Less than three miles away from the main cross roads of tiny bog roads in the Sally Gap is our place. At the moment we are paying the price for again living in an environment where people sometimes feel a loose or unwanted pet doesn't cause a problem. This week it's a (probably once domesticated) billy goat with full horns. He is stressed, confused, and making our life pretty much hell. On the lane outside our house he is now challenging cars, chasing sheep belonging to our next door farmer into wire fences and freaking the crap out of all animals in the area including "rescue and rehab" - our two re-homed horses and ponies, one of which nearly landed me in hospital today by knocking me over on the road in front of a car. He's 600 kilos. I'm not.
|The Sally Gap Wicklow, Ireland|
Ringing the Gardai isn't an option. I've done so and they've said "not our job love". As anyone knows living in an environment like this there are few people or agencies around to help you out. In the past I've collected loose and abandoned horses on roads in my own trailer and on my own time. One of them resulted in me getting personal threats and night time visitors at home. The Irish Horse Welfare Trust is brilliant at rescuing equines on limited resources and pursuing prosecutions for neglect and welfare abuses. But with animals that come between the livestock and pet categories it's much more difficult. Often the code is in the country - don't call anyone, shoot it and say nothing.
If loose animals are quiet, the SPCAs might collect if the animal is already penned but again in this area of Wicklow it's tricky .Wicklow SPCA due to dwindling funds cant afford to collect and look after animals like goats. The DSPCA, they sometimes pick up animals outside Dublin but it depends on the nature of the job. A loose dog or injured swan is one thing. An injured cow or dumped goat is another.

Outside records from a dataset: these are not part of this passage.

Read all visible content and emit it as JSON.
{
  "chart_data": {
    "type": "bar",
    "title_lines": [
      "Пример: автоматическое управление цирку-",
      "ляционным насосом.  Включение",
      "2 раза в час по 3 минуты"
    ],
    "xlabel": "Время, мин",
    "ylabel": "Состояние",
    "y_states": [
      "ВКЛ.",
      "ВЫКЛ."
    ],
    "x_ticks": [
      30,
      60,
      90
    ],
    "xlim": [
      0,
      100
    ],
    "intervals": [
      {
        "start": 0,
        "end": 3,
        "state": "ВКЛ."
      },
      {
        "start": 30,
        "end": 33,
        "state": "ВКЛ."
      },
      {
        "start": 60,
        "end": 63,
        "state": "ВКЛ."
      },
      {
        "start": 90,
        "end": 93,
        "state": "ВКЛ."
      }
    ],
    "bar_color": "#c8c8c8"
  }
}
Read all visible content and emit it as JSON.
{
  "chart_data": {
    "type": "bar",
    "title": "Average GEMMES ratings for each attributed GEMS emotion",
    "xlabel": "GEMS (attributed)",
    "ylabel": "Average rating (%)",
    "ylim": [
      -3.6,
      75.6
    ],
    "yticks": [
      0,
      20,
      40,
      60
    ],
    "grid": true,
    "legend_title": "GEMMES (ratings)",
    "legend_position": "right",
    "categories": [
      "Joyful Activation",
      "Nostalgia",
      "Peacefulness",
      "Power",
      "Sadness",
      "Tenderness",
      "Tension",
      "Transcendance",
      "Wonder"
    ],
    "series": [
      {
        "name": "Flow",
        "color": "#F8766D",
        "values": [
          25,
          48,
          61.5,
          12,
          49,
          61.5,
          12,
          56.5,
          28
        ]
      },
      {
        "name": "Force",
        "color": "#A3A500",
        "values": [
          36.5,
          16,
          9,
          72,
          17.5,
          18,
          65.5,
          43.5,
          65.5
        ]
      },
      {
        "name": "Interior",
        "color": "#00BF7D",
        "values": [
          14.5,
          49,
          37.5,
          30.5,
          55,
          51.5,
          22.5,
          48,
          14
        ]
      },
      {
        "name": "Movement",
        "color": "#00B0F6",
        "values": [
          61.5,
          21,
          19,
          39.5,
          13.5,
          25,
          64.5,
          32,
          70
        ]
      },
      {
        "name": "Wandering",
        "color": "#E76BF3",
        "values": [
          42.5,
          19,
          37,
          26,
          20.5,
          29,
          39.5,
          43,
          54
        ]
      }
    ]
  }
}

|Sheep in the Wicklow uplands|
Lesson here is folks... and I know I don't have to stress this to anyone who reads this blog - do not buy animals you can't cope with once they are fully grown. That cute kid goat at a country fair will grow into a 60 pound guy that is full of territorial and sexually aggressive behaviour with full horns to boot. Unless he's in an environment with plenty of space and is free to behave in his herding and domineering way, this animal is a dangerous weapon in the wrong hands. It's sad to reminisce, but at the last house we lived in near Kilcroney in Enniskerry, the dumped animal of choice was pot-bellied Vietnamese pigs (killed) and decapitated deer; presumably shot for trophies. There was such a pile of rotting animals on the lane at one point that I rang up the council and they replied "Yeah, that's what people are doing. Get used to it."
This evening I found said goat now in the field next to our kitchen. Tomorrow I will have to make a call on it. My local farmer will shoot it if I tell him, or else I can leave the animal to take its chances. As you can imagine these kind of issues come on top of real life trundling on. I'm trying to finish up my food column for a deadline this week, I'm writing script for a piece with Pat Kenny (RTE radio one) on Thursday and a lecture for an Taisce for Saturday on genetically modified foods. We've small children sick with the flu and one of the horses suffering near fatal colic. Fantastic!